Am Mittwoch gaben das Bundeswirtschaftsministerium und die KfW bekannt, dass sie ein neues Venture-Debt-Programm auflegen werden. Die staatliche Bank werde jährlich 50 Millionen Euro dafür zur Verfügung stellen. Der Bund übernimmt in den ersten fünf Jahren eine 95-prozentige Absicherung der hieraus resultierenden Risiken. Damit will die Bundesregierung innovativen und schnell wachsenden Unternehmen Kredite zur Finanzierung des weiteren Wachstums verschaffen.

„Wir erhoffen uns davon einen wichtigen Impuls für die Belebung des in Deutschland noch sehr schwach entwickelten Venture-Debt-Marktes“, sagte Ulrich Nussbaum, Staatssekretär im Bundeswirtschaftsministerium. Voraussetzung für das neue KfW-Programm ist, dass sich ein privater Kreditgeber mit einem Anteil von 50 Prozent beteiligt.

Ziel der Instrumente ist es, dass Gründer, die noch keine großen Sicherheiten oder keinen großen Kundenstamm vorweisen können, unkomplizierter an Geld kommen, ohne dass Investoren sich zu sehr einmischen oder die Anteile früher Geldgeber verwässert werden. „Unser Ziel ist es, dass ihnen in allen Phasen ihrer Entwicklung ausreichend Kapital zur Verfügung steht“, sagt Finanzstaatssekretär Jörg Kukies. „Junge innovative Unternehmen, die erfolgreich wachsen können, tragen zum Erhalt unserer Wettbewerbsfähigkeit und zur Sicherung hochqualitativer Arbeitsplätze in Deutschland bei.“

Auch Klaus Hommels bereitet das Sorgen. Er ist einer der bekanntesten Wagniskapitalgeber Europas. Zwar habe sich aus seiner Sicht die Finanzierung europäischer Start-ups in den vergangenen Jahren verbessert. „Doch das Geld für europäische Start-ups kommt viel zu oft aus dem Ausland“, sagt der Investor, der mit seiner Firma Lakestar früh in Unternehmen wie Facebook, Xing, Skype, Airbnb und Spotify investierte

„Die acht führenden europäischen Digitalunternehmen wurden mit insgesamt 8,3 Milliarden Euro finanziert“, sagt Hommels. „Der größte Teil davon kam aus Ländern außerhalb Europas.“ Bei Auto1 ist der japanische Fonds Softbank investiert, bei Spotify und Klarna sind es die US-Investoren Sequoia und TPG.

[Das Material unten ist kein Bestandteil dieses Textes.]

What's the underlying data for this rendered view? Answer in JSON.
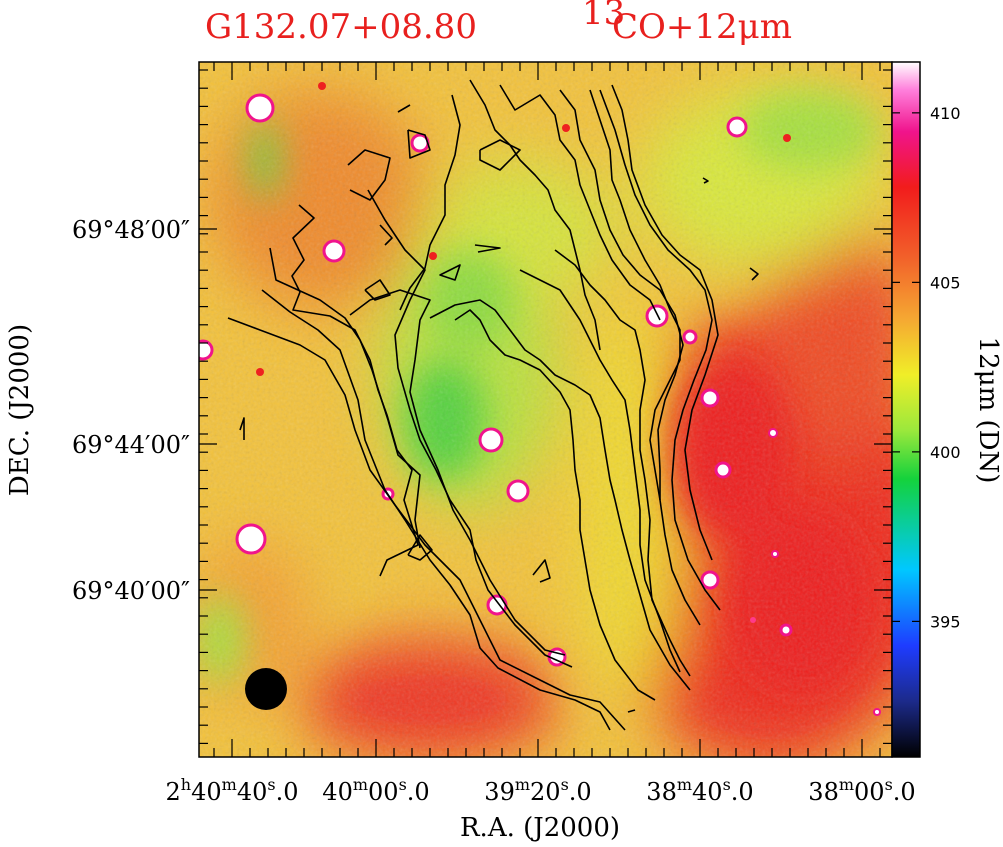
{
  "chart_data": {
    "type": "heatmap",
    "title_left": "G132.07+08.80",
    "title_right_sup": "13",
    "title_right": "CO+12μm",
    "xlabel": "R.A.  (J2000)",
    "ylabel": "DEC.  (J2000)",
    "colorbar_label": "12μm (DN)",
    "colorbar_ticks": [
      395,
      400,
      405,
      410
    ],
    "colorbar_range": [
      391,
      411.5
    ],
    "x_ticks": [
      {
        "h": "2",
        "hu": "h",
        "m": "40",
        "mu": "m",
        "s": "40",
        "su": "s",
        "frac": ".0"
      },
      {
        "h": "",
        "hu": "",
        "m": "40",
        "mu": "m",
        "s": "00",
        "su": "s",
        "frac": ".0"
      },
      {
        "h": "",
        "hu": "",
        "m": "39",
        "mu": "m",
        "s": "20",
        "su": "s",
        "frac": ".0"
      },
      {
        "h": "",
        "hu": "",
        "m": "38",
        "mu": "m",
        "s": "40",
        "su": "s",
        "frac": ".0"
      },
      {
        "h": "",
        "hu": "",
        "m": "38",
        "mu": "m",
        "s": "00",
        "su": "s",
        "frac": ".0"
      }
    ],
    "y_ticks": [
      "69°48′00″",
      "69°44′00″",
      "69°40′00″"
    ],
    "colormap": [
      "#000000",
      "#1e3cff",
      "#00c8ff",
      "#14d23c",
      "#9be83c",
      "#f0ee28",
      "#f5a832",
      "#f2602a",
      "#f21c1c",
      "#f0148c",
      "#ff64d2",
      "#ffffff"
    ]
  }
}
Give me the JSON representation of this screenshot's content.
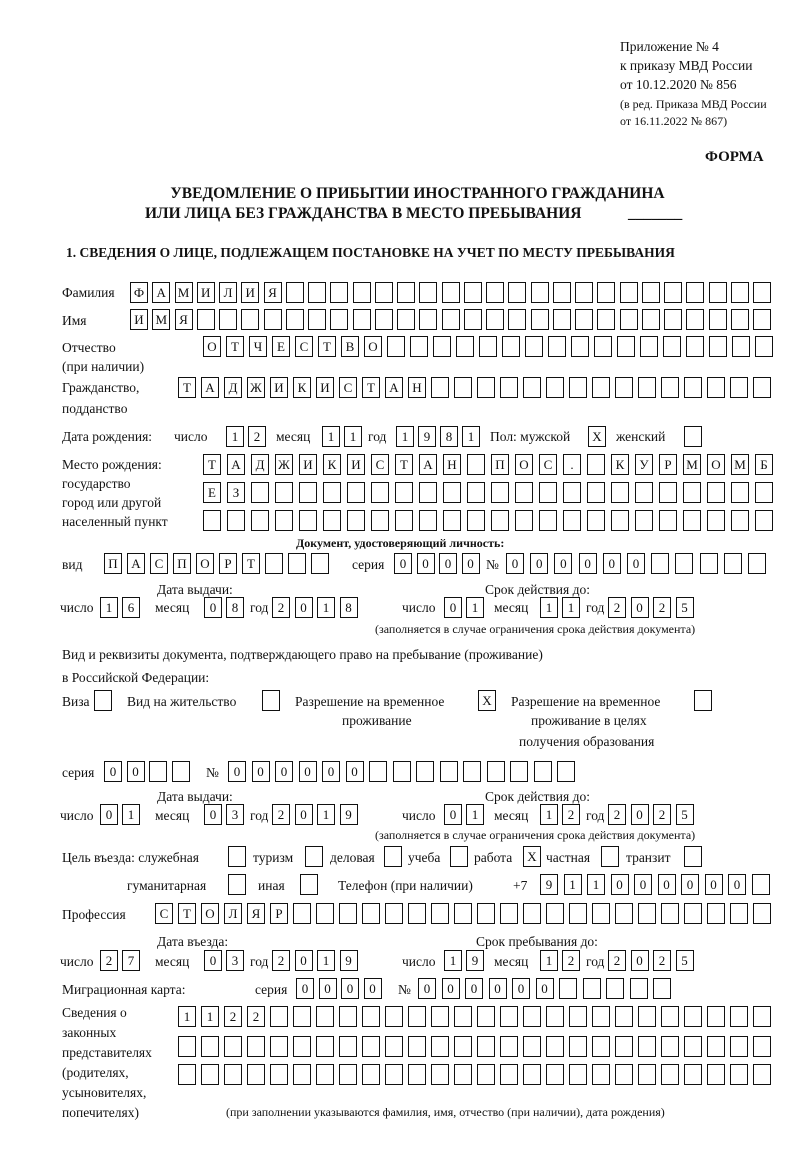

„Ich halte es sogar für möglich, dass in wenigen Jahren mächtige internationale Geldgeber die Zukunftsbranchen in Europa beherrschen.“ Hommels denkt dabei an mächtige Financiers wie den „Softbank Vision Fund“, der mit rund 100 Milliarden Dollar Kapital ausgestattet ist, unter anderem aus Saudi-Arabien und Abu Dhabi. „Die Investitionssumme von Softbank ist so groß, dass der Fonds Anteile an allen wichtigen Technologieunternehmen kaufen kann.“

Die vorgeschlagenen Schritte zu einer besseren Förderung von Start-ups „sind zwingend notwendig“, sagt Hommels. „Mehr finanzielle Mittel für junge Unternehmen sind keineswegs Geschenke. Mit den Investitionen in Start-ups werden alle Beteiligten gute Geschäfte machen.“

Es gibt auch noch andere vielversprechende Wege für die Finanzierung. „Wir müssen ein gründerfreundliches Ökosystem schaffen, in dem Start-ups, etablierte Unternehmen und die Wissenschaft viel stärker zusammenarbeiten“, sagt Ann-Kristin Achleitner, Professorin an der TU München und Mitglied im Acatech-Präsidium.

Ein Beispiel ist die enge Kooperation zwischen BMW und dem einstigen Start-up Eos, das sich inzwischen nach eigenen Angaben zum weltweit führenden Technologieanbieter im 3D-Druck entwickelt hat. „Für einen Konzern oder einen Mittelständler kann die Kooperation mit dem Start-up wie eine Frischzellenkur auf dem Weg ins digitale Zeitalter sein“, sagt Achleitner. Und die Gründer könnten ihre Geschäftsidee in den Praxistest schicken. Eine Win-win-Situation.